Pengabdian

Indonesia, 70 tahun lalu merdeka. Salah satu tujuan negara ini yang tercantum dalam pembukaan Undang-Undang Dasar 1945, “Mencerdaskan kehidupan bangsa…”

Ya, itu tujuan negara Indonesia. Siapa sangka dari 0 Km Wilayah Indonesia, dari Sabang sampai Merauke. Salah satu potret batas negara, di kampung Puri yang berbatasan darat dengan Negara Malaysia. Ironi sekali, katanya di negeri ini telah merdeka 70 tahun yang lalu. Namun, di sana tenaga pendidik tidak memadahi. Bahkan penjaga sekolah pun diminta untuk mengajar, namun gajinya tetap saja sebagai penjaga sekolah. Padahal di perbatasan negeri ini, mempunyai keindahan alam yang luar biasa siluet fajar di pagi hari dan di senja hari begitu menawan. Tetapi jarang terjamah.

siluet-orang-laki-bendera-merah-putih-langit-biru

Begitu semangatnya anak-anak di sana dengan segala keterbatasan pendidikan, sarana dan prasarana, akses transportasi yang memadahi, pelayanan kesehatan, perekonomian yang masih terbelakang. Bahkan untuk listrik saja belum tersedia. Untuk penerangan, mereka membeli solar di negara seberang sana, Malaysia dengan harga Rp. 13.000,00 per liter. Jika dibandingkan, dengan kampung sebelahnya di negara Malaysia, di Serawak. Perekonomian sudah sangat maju, kota yang begitu bersih. Jalanan tertata rapi, lurus. Sementara di Beranda Negara Indonesia? Ini hanya potret salah satu wilayah di perbatasan negara Indonesia. Krisis nasionalisme, bagaimana tidak, dilihat dari segi pendidikan, pelayanan kesehatan, ekonomi, dan akses transportasi lebih maju negara sebelah.

Dalam satu kampung Puri, ada yang memilih untuk mengenyam pendidikan di Malaysia, dengan fasilitas dan tenaga pendidik yang lebih memadahi. Sangat ironi bukan? Bagaimana nasionalisme di daerah sana? Yang generasi penerusnya mengenyam pendidikan di negara tetangga? Secara tidak langsung pun mereka mengikuti dan mempelajari nasionalisme di negara sana. (KompasTV, 16/8/2014)

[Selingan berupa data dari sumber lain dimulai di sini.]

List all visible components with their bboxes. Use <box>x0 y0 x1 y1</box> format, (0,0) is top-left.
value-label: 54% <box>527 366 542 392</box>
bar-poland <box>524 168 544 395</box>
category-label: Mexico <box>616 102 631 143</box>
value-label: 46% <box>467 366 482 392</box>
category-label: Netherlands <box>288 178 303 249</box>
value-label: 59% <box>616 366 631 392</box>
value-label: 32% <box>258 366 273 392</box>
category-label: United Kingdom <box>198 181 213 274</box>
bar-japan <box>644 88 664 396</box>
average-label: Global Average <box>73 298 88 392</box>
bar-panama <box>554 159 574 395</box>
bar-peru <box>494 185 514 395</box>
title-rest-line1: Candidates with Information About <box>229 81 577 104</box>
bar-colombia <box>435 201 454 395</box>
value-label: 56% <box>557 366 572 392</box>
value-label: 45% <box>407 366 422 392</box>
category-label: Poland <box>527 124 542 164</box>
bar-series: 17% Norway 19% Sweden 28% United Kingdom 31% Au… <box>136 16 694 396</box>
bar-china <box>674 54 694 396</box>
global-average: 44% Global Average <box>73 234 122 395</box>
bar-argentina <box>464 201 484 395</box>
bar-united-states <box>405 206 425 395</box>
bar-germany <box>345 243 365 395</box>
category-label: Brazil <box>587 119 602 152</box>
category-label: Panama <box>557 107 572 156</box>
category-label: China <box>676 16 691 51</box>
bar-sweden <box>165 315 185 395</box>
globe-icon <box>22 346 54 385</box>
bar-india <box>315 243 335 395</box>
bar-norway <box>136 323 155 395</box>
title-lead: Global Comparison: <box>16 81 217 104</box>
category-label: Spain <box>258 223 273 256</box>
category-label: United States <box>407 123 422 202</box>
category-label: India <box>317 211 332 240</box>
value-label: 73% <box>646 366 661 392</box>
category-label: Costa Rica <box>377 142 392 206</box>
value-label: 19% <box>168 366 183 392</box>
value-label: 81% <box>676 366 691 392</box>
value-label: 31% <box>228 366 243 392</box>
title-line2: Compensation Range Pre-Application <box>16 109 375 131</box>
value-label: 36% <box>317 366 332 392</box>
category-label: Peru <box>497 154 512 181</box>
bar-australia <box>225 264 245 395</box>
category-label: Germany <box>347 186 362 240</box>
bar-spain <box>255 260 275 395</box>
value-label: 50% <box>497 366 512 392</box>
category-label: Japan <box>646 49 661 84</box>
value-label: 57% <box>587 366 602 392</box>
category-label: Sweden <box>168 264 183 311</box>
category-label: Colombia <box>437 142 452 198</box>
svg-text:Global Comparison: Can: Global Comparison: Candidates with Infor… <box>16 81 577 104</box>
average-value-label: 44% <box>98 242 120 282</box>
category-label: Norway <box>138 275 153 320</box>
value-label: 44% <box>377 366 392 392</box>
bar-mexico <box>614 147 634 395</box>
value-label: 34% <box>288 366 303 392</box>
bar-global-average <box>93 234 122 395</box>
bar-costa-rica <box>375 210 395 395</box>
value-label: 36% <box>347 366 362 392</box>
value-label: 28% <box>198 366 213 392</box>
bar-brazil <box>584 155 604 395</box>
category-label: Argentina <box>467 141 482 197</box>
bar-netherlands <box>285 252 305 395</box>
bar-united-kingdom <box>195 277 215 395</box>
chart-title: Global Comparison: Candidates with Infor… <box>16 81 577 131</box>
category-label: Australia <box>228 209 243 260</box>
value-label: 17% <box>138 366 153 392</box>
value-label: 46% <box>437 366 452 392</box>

Ada salah satu murid Sekolah Dasar di sana, menyeloteh kepada gurunya, “ Kenapa kampung sebelah lebih terang, Pak?”
“Itu bukan kampung nak, itu negara Malaysia.” Jawab guru tersebut. (@1000_guru)

Maka dengan mengetahui betapa terbelakangnya sarana dan prasarana di daerah perbatasan Indonesia, para pemuda membuat komunitas blogger yang bernama “Border Blogger Movement.” Hal tersebut dimaksudkan agar pemerintah tahu, di Indonesia terdapat potret wilayah perbatasan yang krisis nasionalisme dan keadaan yang jauh dari sejahtera di negara yang 70 tahun silam sudah merdeka.

sm3t

Dari fenomena tersebut, bagi yang jiwanya terpsnggil untuk mengabdi banyak program yang diadakan oleh pemerintah. Salathsatunya SM3T-RI alias Sarjana Mendidik di daerah Terluar, Terdepan, dan Tertinggal, Indonesia Menyapa dari program Kemenristek Dikti yang baru hangat-hangatnya diperbincangkan, Indonesia Mengajar, Indonesia Menyala, 1000 Guru dan sebagainya. Pengabdian itu hebat! Selain mengabdi untuk negeri, bisa menambah pengalaman baru dan menikmati keindahan alam Indaonesia di luar Jawa sana. Pendidikan itu penting, karena ilmu pengetahuan ada berkat pendidikan, maka dengan kata lain pendidikan dapat merubah keadaan NKRI naik dari segi ekonomi, sosial, budaya, maupun IPTEK. Sumber Daya Alam yang banyak dan melimpah akan sia-sia jika tidak dimanfaatkan secara bijaksana. Dengan Sumber Daya yang melimpah, maka diperlukan Sumber Daya Manusia untuk mengolahnya. Sangat disayangkan melihat saudara-saudara kita di perbatasan yang minim akan fasilitas.

Pengabdian itu dari hati tidak mengharap imbalan. Selama masih bisa membantu orang lain atau berkontribusi untun negeri ini kenapa tidak? 🙂

After all, menulis itu keren jangan malu / takut menyuarakan aspirasi lewat tulisan.

 

A writer writes, if you want to be a writer, write.